Conclusion and research challenges

This paper discusses the challenges of applying a data analytics pipeline for a large volume of data as can be found in natural and life sciences. To address this challenge, we attempt to elaborate an approach for the improved detection of outliers. We discuss an approach for outlier quantification for bathymetric data. The approach presented in this paper contributes to the concept of cross domain fusion (CDF) as follows. The data-driven pipeline presented in this paper aims to replace or complement the predominately used model-driven approach in the domain of seafloor classification. We are convinced that a data-driven approach can give more insights than traditional approaches do. For this, however, several challenges must be addressed in order to provide a solution.

Challenge 1

Disciplines like natural and life-cycles have a large volume of data. This calls first for techniques to efficiently pre-process the data. We found that conventional pre-processing must be fine-tuned and adjusted to run algorithms for data integration and transformation. Even then it is difficult to calculate and summarize all features in one data set needed for training to enable the ANN to detect outliers. Moreover, the resulting csv file will be very large, so that the training of the ANN, depending on the method used, is also challenging.
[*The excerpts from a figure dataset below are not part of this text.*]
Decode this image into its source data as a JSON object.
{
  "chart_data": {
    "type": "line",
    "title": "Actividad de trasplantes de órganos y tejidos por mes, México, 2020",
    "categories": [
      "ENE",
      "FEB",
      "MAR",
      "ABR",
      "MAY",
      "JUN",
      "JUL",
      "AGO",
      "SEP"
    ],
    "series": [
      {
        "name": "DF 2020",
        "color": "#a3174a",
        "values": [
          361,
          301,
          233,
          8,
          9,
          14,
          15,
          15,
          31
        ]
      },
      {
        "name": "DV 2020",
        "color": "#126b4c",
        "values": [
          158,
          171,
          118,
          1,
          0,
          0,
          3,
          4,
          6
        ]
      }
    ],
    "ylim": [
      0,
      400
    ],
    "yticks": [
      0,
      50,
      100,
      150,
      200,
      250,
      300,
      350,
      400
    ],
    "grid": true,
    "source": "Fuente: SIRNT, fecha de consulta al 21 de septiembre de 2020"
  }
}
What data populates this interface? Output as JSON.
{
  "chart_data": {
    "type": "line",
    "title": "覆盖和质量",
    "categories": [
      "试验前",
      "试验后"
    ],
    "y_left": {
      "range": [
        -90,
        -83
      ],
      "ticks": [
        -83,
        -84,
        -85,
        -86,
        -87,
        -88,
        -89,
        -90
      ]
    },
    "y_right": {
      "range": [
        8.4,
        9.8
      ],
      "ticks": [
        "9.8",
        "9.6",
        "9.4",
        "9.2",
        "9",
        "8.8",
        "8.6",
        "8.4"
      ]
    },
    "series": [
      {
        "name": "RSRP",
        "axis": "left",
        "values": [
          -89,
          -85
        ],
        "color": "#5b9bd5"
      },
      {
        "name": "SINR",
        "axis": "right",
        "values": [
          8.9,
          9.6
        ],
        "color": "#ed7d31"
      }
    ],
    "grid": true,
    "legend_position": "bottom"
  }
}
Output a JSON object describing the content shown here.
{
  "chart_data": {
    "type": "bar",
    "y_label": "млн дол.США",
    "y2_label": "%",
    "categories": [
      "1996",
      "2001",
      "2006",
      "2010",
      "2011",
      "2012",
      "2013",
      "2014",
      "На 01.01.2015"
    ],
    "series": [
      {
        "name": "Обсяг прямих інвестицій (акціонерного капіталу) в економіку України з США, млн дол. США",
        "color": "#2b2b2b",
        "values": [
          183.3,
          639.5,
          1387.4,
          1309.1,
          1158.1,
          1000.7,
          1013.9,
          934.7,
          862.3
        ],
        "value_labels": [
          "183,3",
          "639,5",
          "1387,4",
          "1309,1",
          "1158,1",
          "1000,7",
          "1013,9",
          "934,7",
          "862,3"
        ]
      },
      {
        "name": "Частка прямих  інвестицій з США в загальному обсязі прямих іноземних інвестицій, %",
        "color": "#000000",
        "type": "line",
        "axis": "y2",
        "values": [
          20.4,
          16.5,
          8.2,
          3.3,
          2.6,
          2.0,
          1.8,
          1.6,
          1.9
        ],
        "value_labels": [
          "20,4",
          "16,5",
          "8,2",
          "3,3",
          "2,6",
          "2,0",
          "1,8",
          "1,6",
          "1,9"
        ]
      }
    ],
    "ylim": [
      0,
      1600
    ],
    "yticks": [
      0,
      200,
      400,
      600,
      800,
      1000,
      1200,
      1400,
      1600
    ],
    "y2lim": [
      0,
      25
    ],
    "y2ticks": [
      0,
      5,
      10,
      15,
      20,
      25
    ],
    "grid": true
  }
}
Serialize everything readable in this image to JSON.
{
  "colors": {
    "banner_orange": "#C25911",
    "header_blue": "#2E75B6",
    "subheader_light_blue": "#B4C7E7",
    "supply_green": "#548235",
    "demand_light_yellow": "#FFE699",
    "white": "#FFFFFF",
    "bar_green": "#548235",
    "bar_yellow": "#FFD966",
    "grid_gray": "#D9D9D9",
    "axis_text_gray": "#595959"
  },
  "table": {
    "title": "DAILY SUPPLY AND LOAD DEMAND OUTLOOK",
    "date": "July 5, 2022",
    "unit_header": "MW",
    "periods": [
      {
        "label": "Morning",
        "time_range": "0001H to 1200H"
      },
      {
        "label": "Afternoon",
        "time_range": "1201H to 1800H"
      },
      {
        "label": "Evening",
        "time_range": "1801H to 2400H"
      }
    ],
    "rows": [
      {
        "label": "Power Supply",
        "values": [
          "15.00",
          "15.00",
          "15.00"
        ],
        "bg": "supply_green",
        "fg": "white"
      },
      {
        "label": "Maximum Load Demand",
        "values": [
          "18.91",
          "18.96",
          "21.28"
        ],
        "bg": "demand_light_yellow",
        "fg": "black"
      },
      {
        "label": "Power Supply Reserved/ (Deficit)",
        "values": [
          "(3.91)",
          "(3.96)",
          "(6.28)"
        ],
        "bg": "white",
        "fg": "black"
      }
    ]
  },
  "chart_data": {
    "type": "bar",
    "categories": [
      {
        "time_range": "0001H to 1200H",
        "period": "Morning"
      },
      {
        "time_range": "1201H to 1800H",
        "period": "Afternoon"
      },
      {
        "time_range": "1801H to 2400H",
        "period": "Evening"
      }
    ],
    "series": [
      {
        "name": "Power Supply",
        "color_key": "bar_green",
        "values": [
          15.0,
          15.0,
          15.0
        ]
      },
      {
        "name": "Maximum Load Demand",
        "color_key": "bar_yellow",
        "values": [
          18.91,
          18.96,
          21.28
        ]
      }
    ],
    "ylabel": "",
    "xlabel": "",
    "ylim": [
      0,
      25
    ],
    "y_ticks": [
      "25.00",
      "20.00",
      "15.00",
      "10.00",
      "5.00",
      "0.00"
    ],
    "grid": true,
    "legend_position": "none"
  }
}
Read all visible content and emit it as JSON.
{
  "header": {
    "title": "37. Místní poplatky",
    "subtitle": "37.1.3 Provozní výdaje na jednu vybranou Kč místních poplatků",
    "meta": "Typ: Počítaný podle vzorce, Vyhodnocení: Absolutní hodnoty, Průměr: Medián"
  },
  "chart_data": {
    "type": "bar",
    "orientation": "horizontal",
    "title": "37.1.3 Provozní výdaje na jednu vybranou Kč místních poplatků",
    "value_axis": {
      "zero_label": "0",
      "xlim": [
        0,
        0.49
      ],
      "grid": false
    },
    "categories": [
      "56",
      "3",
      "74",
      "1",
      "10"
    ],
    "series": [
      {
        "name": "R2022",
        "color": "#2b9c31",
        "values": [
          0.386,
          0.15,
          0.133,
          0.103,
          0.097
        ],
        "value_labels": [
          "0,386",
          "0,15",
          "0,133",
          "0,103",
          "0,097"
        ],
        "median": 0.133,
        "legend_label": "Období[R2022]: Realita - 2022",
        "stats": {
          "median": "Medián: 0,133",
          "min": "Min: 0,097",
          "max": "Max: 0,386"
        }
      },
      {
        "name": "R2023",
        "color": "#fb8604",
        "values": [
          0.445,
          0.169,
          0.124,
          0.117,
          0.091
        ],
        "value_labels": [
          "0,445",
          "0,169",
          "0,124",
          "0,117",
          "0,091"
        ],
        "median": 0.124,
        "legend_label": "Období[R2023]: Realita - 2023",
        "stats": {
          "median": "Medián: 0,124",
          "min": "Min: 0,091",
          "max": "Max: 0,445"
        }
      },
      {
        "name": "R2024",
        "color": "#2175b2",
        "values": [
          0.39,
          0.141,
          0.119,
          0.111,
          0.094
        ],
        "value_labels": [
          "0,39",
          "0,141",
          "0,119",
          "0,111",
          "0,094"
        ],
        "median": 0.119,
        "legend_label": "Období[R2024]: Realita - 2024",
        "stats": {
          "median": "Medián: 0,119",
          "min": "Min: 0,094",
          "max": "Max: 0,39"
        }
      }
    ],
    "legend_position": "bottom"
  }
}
For example, linear regression to predict a binary target is simple to implement, but there is a risk of underfitting.

Challenge 2

The number of approaches to accurately recognize objects is limited. While these techniques have been deeply studied for shallow water for instance [4, 14, 17], they fail for deep sea. Seafloor classification tasks should satisfy the precondition that the area covered by several consecutive pings belongs to the same seafloor type [3]. This precondition is easily met in shallow water, but it is difficult to ensure in the deep sea because, due to the fan-shaped nature of the beam bundle, the width of seafloor insonified by one ping is proportional to depth, and so consecutive pings cover a much larger area. This shows how challenging object recognition is in large data sources with certain properties like depth.

Challenge 3

Due to the complex pre-processing of the data, there is a great range of uncertainty in the analysis result. The analysis result should be interpreted more as a fuzzy value with a certain range. In addition, ANN methods like gradient boosting are very fast and powerful, but the results are not easily interpretable. Once again, this hampers transparency and explainability of the analysis result.